Thorsten Reusch: "Aus wissenschaftlicher Sicht sind die Maßnahmen sehr zu begrüßen. Zum ersten Mal werden mehr als zehn Prozent der schleswig-holsteinischen Küstengewässer streng geschützt. Das sind dann Null-Nutzung-Zonen und das ist etwas, das bisher in dem Portfolio des Ostseeschutzes vor Ort komplett fehlt.
Und dass, obwohl es sich international als bewährtes Instrument herausgestellt hat. Deutschland und Schleswig-Holstein schließen jetzt auf zu vielen anderen Ländern, die bereits größere Teile ihrer Küstengewässer unter strengen Schutz gestellt haben."
Reichen die Maßnahmen denn auch auf lange Sicht?
Reusch: "Die Maßnahmen müssen aus wissenschaftlicher Perspektive immer nachjustiert werden. Allein reichen sie für die Zukunft nicht, sondern es muss weiter ambitioniert - wie auch in verschiedenen internationalen Abkommen festgelegt - der Eintrag von Nährstoffen verringert werden, um den Sauerstoffmangel zu begrenzen. Das ist nicht einfach."
Welche Rolle spielt da die Landwirtschaft?
Reusch: "Die Landwirtschaft hat in dem Bereich schon viel getan, aber im Augenblick werden die Erfolge teilweise aufgehoben. Zum Beispiel dadurch, dass sich das Wasser in der Ostsee überproportional schnell erwärmt. In den letzten 30 Jahren ist sie um fast zwei Grad wärmer geworden. Weitere zwei bis drei Grad sind zu erwarten. Und das stresst viele der Organismen enorm, die an eher kälteres Wasser gewöhnt sind. Zugleich werden Stoffwechselprozesse beschleunigt. Dadurch tritt schneller ein Sauerstoffmangel ein.

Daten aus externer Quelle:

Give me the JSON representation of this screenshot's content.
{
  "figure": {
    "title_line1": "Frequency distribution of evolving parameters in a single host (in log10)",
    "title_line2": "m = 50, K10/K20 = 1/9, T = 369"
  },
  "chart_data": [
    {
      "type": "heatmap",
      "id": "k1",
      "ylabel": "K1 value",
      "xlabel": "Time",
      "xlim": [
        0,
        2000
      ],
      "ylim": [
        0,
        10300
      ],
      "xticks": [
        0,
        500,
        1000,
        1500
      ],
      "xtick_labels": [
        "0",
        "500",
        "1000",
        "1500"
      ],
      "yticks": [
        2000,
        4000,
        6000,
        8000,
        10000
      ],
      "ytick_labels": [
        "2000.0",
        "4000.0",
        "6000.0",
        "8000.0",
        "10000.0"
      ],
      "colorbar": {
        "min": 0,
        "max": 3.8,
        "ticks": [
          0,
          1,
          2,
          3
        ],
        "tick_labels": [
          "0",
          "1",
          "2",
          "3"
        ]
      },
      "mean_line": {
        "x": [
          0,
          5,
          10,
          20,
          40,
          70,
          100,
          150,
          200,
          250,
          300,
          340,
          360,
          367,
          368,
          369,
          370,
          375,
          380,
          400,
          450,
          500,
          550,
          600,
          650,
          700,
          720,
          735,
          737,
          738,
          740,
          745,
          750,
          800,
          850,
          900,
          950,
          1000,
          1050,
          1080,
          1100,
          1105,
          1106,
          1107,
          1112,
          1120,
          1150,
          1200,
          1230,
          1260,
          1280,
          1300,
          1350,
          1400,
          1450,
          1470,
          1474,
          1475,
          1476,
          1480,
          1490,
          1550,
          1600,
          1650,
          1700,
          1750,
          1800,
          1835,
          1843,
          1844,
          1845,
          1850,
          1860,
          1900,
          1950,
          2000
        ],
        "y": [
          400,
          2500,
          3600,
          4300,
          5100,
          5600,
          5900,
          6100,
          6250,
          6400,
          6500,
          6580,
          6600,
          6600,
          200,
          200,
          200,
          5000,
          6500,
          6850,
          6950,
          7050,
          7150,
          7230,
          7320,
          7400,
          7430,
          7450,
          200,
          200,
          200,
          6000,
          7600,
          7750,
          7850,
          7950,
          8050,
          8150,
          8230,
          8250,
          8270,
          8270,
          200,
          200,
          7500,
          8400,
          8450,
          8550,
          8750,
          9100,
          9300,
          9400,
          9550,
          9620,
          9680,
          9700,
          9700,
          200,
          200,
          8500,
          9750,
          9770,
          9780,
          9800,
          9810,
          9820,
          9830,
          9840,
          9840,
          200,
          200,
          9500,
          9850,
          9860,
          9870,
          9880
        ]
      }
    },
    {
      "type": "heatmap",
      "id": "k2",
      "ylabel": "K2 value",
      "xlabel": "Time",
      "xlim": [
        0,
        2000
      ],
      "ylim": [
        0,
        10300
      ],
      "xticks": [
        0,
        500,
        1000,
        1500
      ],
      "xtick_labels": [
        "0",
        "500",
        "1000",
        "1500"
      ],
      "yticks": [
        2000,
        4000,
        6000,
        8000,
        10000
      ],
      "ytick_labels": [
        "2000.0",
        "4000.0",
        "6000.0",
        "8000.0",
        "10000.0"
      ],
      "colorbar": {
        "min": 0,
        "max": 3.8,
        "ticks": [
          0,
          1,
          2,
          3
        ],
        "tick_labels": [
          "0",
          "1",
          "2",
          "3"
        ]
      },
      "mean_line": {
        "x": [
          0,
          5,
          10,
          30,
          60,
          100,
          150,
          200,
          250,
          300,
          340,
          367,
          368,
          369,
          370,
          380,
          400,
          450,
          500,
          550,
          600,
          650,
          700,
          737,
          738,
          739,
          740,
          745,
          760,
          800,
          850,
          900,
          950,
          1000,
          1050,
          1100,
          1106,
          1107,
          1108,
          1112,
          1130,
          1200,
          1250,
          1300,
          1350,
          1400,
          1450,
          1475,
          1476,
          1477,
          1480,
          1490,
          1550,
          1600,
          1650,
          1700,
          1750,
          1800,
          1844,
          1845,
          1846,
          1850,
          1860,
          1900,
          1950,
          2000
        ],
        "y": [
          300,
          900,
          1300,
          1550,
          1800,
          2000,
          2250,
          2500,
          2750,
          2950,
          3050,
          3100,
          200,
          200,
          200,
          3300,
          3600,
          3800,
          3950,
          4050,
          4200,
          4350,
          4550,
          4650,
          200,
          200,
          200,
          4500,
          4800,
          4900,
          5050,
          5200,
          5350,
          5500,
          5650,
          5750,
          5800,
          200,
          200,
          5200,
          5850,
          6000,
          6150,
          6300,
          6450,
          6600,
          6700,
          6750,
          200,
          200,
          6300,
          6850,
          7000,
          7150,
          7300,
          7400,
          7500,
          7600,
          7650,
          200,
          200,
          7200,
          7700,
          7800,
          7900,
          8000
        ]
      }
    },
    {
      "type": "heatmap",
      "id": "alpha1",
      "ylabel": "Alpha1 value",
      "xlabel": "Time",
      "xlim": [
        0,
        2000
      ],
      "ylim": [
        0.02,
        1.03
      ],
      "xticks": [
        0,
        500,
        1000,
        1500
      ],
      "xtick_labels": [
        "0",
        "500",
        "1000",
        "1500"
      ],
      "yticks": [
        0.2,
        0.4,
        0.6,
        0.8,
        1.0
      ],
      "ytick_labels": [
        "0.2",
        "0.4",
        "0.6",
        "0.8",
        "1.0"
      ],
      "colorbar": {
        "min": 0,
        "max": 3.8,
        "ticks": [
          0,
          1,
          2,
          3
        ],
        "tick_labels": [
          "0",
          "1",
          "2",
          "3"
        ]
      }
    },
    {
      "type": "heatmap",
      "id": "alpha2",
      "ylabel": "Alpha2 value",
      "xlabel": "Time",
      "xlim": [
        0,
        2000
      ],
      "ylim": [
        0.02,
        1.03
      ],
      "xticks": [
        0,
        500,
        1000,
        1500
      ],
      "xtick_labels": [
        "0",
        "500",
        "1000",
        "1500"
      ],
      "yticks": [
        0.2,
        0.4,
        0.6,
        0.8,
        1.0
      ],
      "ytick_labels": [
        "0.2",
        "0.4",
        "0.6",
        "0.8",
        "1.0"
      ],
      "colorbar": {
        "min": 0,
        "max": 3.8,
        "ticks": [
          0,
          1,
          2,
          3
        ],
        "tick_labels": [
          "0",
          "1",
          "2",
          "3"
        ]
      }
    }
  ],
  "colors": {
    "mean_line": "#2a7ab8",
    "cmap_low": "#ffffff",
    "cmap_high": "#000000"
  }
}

Es ist also nicht so, dass man wegen der Schutzgebiete hinter das Thema Ostseeschutz einen Haken setzen kann. Aber es ist ein ganz wichtiger Schritt, dass das Instrument Null-Nutzung-Zonen in ein übergreifendes Schutzkonzept mit eingebracht wird."
Umweltschützer sind nicht überzeugt von dem Kompromiss, den CDU und die Grünen ausgehandelt haben. Ist der Aktionsplan Ostseeschutz ein fauler Kompromiss?
Reusch: "In einem Nationalpark hätte man nie die gesamte Fläche streng unter Schutz gestellt, sondern auch eine Kern- und eine Randzone definiert. Mit dem jetzt genutzten Instrument des Naturschutzgebiets ist nur die Kernzone übriggeblieben. Die ist aber ungefähr so groß, wie das beim Nationalpark angedacht war.
Es ist aus wissenschaftlicher Sicht also sehr erfreulich, dass unterm Strich die streng geschützten Zonen als das rausgekommen sind, was man sich beim Nationalpark hätte wünschen können."